Salah satu menumbuhkan sikap kebersamaan dan senasib sepenanggungan tersebut 
adalah  dengan “metoda Sendal Jepit” inilah kisah seputar sandal jepit dimasa 
perpeloncoaan selama dua minggu di asrama.
 
Kami
diharuskan membeli seragam perpeloncoaan salah satu diantaranya adalah
sandal jepit intinya merek dan warna yang sama mungkin ukuran yang
berbeda sesuai dengan ukuran kaki kami masing-masing. Wajib hukumnya
ketika  masa perpeloncoan dilingkungan asrama kami memakai
sandal jepit terbalik artinya sandal sebelah kanan harus kami pakai di
kaki kiri begitu juga dengan  sandal sebelah kiri harus
kami pakai di kaki sebelah kanan. Malamnya sekitar jam 12 biasanya kami
tertidur lelap karena seharian digojlok oleh senior dengan beragam
acara,. Jangan bayangkan kami tidur di kamar dengan dipan beralas kasur
belum saatnya menikmati segala fasilitas tersebut, tapi kami tidur
bersama-sama dalam sebuah ruangan yang cukup luas dengan alas tikar
berbantal tas masing-masing.
 
Awal-awal
perpeloncoan belum terlihat kekompakan diantara kami, maklum mungkin
sudah kenal dikampus tapi keakraban yang lebih dalam belum terjadi,
kami masih memiliki sifat egois  dan lebih mementingkan
diri dalam hal-hal tertentu. Sendal jepit dibiarkan berantakan
diseputar pintu masuk ruangan kami tidur. Sekitar jam 1 malam dengan
sebuah teriakan lantang sambil memukul kentongan  kami
dibangunkan oleh beberapa senior “Bangunnn..bangunnnn…oiiiii..bangun.

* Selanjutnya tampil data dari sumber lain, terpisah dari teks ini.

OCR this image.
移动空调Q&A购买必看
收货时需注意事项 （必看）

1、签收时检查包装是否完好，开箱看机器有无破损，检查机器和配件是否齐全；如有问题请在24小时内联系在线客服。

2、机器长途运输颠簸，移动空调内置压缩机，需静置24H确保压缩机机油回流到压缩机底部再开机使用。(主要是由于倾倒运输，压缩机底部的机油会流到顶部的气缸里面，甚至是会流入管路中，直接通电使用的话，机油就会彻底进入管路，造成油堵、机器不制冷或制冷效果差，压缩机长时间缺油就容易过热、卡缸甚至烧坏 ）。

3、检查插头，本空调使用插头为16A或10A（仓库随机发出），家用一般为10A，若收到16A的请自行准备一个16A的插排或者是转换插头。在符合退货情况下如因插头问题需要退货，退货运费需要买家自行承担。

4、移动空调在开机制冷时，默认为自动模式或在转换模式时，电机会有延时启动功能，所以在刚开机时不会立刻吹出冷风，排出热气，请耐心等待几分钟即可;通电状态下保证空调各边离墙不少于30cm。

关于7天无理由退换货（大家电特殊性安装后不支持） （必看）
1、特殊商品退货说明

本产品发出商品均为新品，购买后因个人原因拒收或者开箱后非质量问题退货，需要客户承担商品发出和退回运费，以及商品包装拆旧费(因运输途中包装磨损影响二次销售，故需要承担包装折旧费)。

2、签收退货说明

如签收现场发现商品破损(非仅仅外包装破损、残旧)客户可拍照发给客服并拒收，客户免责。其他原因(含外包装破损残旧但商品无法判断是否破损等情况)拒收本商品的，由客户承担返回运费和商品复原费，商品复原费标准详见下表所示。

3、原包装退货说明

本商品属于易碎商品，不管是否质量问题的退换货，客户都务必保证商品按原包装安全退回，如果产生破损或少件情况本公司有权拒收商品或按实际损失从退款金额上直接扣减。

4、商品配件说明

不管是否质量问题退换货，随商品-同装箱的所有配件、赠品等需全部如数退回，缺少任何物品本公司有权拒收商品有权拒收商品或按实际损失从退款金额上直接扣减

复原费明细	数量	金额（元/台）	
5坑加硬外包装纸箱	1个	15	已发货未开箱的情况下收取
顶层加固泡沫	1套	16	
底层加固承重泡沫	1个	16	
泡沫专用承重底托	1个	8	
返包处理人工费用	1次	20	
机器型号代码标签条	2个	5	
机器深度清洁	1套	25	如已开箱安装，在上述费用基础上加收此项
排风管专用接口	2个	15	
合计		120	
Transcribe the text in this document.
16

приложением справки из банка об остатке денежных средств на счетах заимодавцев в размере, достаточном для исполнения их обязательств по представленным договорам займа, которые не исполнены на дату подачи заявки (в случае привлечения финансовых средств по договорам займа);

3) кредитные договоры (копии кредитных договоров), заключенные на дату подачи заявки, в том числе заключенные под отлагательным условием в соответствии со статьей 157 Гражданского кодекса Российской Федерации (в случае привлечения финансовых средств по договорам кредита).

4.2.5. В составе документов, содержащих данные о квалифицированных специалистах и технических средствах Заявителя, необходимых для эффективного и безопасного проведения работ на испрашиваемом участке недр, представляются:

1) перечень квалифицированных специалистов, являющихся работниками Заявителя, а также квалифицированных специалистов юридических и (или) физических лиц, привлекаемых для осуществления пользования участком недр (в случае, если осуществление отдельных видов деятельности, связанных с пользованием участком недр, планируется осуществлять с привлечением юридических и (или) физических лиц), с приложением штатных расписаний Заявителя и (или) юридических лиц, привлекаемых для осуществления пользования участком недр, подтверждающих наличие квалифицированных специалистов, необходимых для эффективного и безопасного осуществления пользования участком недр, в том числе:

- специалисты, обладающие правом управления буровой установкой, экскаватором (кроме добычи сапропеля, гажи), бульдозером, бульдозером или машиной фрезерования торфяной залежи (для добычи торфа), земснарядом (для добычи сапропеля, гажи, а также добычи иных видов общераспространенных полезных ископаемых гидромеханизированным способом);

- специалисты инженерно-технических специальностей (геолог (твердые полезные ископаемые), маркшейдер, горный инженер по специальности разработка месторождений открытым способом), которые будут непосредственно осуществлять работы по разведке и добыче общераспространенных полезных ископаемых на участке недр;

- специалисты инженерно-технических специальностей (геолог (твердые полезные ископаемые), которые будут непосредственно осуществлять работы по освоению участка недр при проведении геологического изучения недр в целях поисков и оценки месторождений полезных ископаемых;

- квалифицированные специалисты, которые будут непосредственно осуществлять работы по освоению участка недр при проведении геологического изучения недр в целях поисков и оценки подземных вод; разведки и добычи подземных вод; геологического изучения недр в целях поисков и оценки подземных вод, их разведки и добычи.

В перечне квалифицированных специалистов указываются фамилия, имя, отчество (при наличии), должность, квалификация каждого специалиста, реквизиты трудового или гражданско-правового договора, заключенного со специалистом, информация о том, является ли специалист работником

.bangun.. kumpul..kumpul sambil senior menendang kaki kami yang
terlelap tidur…ayo..cepattt cepattt..!!! !!..bergerak. .bergerak.
!!!!.turun kebawah, saya beri itungan kalian sampai 3. 
 
Ketika
hitungan satu dimulai sambil senior memukul kentongan kami kalang kabut
beranjak dari tempat tidur, hitungan semakin cepat malah mau masuk
hitungan ketiga tapi senior masih sedikit memberi toleransi dengan
berkata “Dua Setengah…….”  Sambil menendang pantat kami  yang lambat bergerak. 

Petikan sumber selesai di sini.